Aussi, les vêtements parlent au-delà de nous-même, et nous contraignent parfois dans certaines postures, gestuelles, personne n'a la même stature en jogging basket qu'en robe moulante perchée sur 12 cm de talons... Certes, ils trahissent une facette de notre personnalité, mais pas toujours, enfin si, justement, il y a des personnes qui savent jouer avec les apparences, et créer de nouveaux personnages pour tromper leur monde. Heureusement, il y a notre extra-sensorialité qui nous donne d'autres infos, et qui nous permettent de démasquer les manipulateurs et tricheurs, encore faut-il savoir décrypter nos ressentis, cette fameuse première impression, avant de sombrer dans la paranoÏa ou sous l'emprise d'influenceurs.

Depuis l'enfance j'ai toujours aimé me déguiser, désormais pour mes vidéos et performances je crée moi-même mes costumes, j'aime endosser des personnages, c'est un jeu qui s'impose à moi dans mon art. Toutefois je ne me métamorphose jamais à 100%, mon regard est toujours là pour rappeler qui je suis, exprimer mes émotions, ou ce que mon cœur souhaite exprimer en arrière plan.

Dans bon nombre de mes vidéos et performances, je danse avec un ou plusieurs voiles, souvent noirs, ils symbolisent le voile qui sépare les mondes, notamment le monde des morts, c’est comme un vortex. Les voiles suivent mes danses que je vis comme des rituels. Ils sont aussi là pour suivre une transformation, quand je me fonds dans un personnage chamanique, cette métamorphose fait référence aux différents états de conscience modifiée qui s'enchainent pour voyager vers d’autres dimensions, des voyages chamaniques qui m'offrent des clés pour suivre ma quête de liberté.

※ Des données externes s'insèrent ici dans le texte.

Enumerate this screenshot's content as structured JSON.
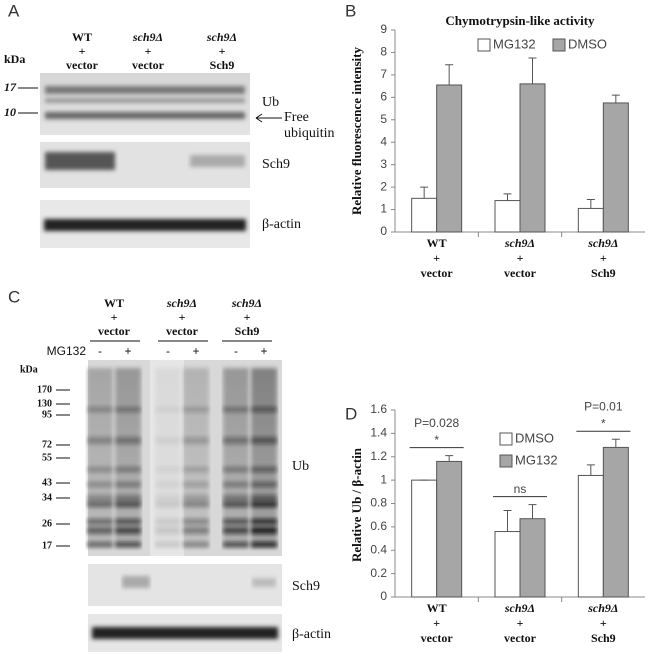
{
  "panel_labels": [
    "A",
    "B",
    "C",
    "D"
  ],
  "blot_a": {
    "kda": "kDa",
    "markers": [
      17,
      10
    ],
    "lanes": [
      [
        "WT",
        "+",
        "vector"
      ],
      [
        "sch9Δ",
        "+",
        "vector"
      ],
      [
        "sch9Δ",
        "+",
        "Sch9"
      ]
    ],
    "ub": "Ub",
    "free": [
      "Free",
      "ubiquitin"
    ],
    "sch9": "Sch9",
    "actin": "β-actin"
  },
  "blot_c": {
    "kda": "kDa",
    "markers": [
      170,
      130,
      95,
      72,
      55,
      43,
      34,
      26,
      17
    ],
    "lanes": [
      [
        "WT",
        "+",
        "vector"
      ],
      [
        "sch9Δ",
        "+",
        "vector"
      ],
      [
        "sch9Δ",
        "+",
        "Sch9"
      ]
    ],
    "treatment": "MG132",
    "treatment_lanes": [
      "-",
      "+",
      "-",
      "+",
      "-",
      "+"
    ],
    "ub": "Ub",
    "sch9": "Sch9",
    "actin": "β-actin"
  },
  "chart_data": [
    {
      "type": "bar",
      "title": "Chymotrypsin-like activity",
      "y_label": "Relative fluorescence intensity",
      "categories": [
        [
          "WT",
          "+",
          "vector"
        ],
        [
          "sch9Δ",
          "+",
          "vector"
        ],
        [
          "sch9Δ",
          "+",
          "Sch9"
        ]
      ],
      "series": [
        {
          "name": "MG132",
          "color": "#ffffff",
          "values": [
            1.5,
            1.4,
            1.05
          ],
          "errors": [
            0.5,
            0.3,
            0.4
          ]
        },
        {
          "name": "DMSO",
          "color": "#a6a6a6",
          "values": [
            6.55,
            6.6,
            5.75
          ],
          "errors": [
            0.9,
            1.15,
            0.35
          ]
        }
      ],
      "ylim": [
        0,
        9
      ],
      "yticks": [
        0,
        1,
        2,
        3,
        4,
        5,
        6,
        7,
        8,
        9
      ],
      "legend": "top"
    },
    {
      "type": "bar",
      "y_label": "Relative Ub / β-actin",
      "categories": [
        [
          "WT",
          "+",
          "vector"
        ],
        [
          "sch9Δ",
          "+",
          "vector"
        ],
        [
          "sch9Δ",
          "+",
          "Sch9"
        ]
      ],
      "series": [
        {
          "name": "DMSO",
          "color": "#ffffff",
          "values": [
            1.0,
            0.56,
            1.04
          ],
          "errors": [
            0,
            0.18,
            0.09
          ]
        },
        {
          "name": "MG132",
          "color": "#a6a6a6",
          "values": [
            1.16,
            0.67,
            1.28
          ],
          "errors": [
            0.05,
            0.12,
            0.07
          ]
        }
      ],
      "p_values": [
        "P=0.028",
        null,
        "P=0.01"
      ],
      "significance": [
        "*",
        "ns",
        "*"
      ],
      "ylim": [
        0,
        1.6
      ],
      "yticks": [
        0,
        0.2,
        0.4,
        0.6,
        0.8,
        1,
        1.2,
        1.4,
        1.6
      ],
      "legend": "top-right"
    }
  ]
}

Les différents états de transformation dans mes performances évoquent aussi les esprits qui changent avec habilité d’apparences, lorsqu'ils jouent avec nous, nous n'avons pas toujours le même sens du jeu et de l'humour d’ailleurs.

Enfin la métamorphose permet un processus de sacralisation et souligne l'évolution permanente des fréquences vibratoires.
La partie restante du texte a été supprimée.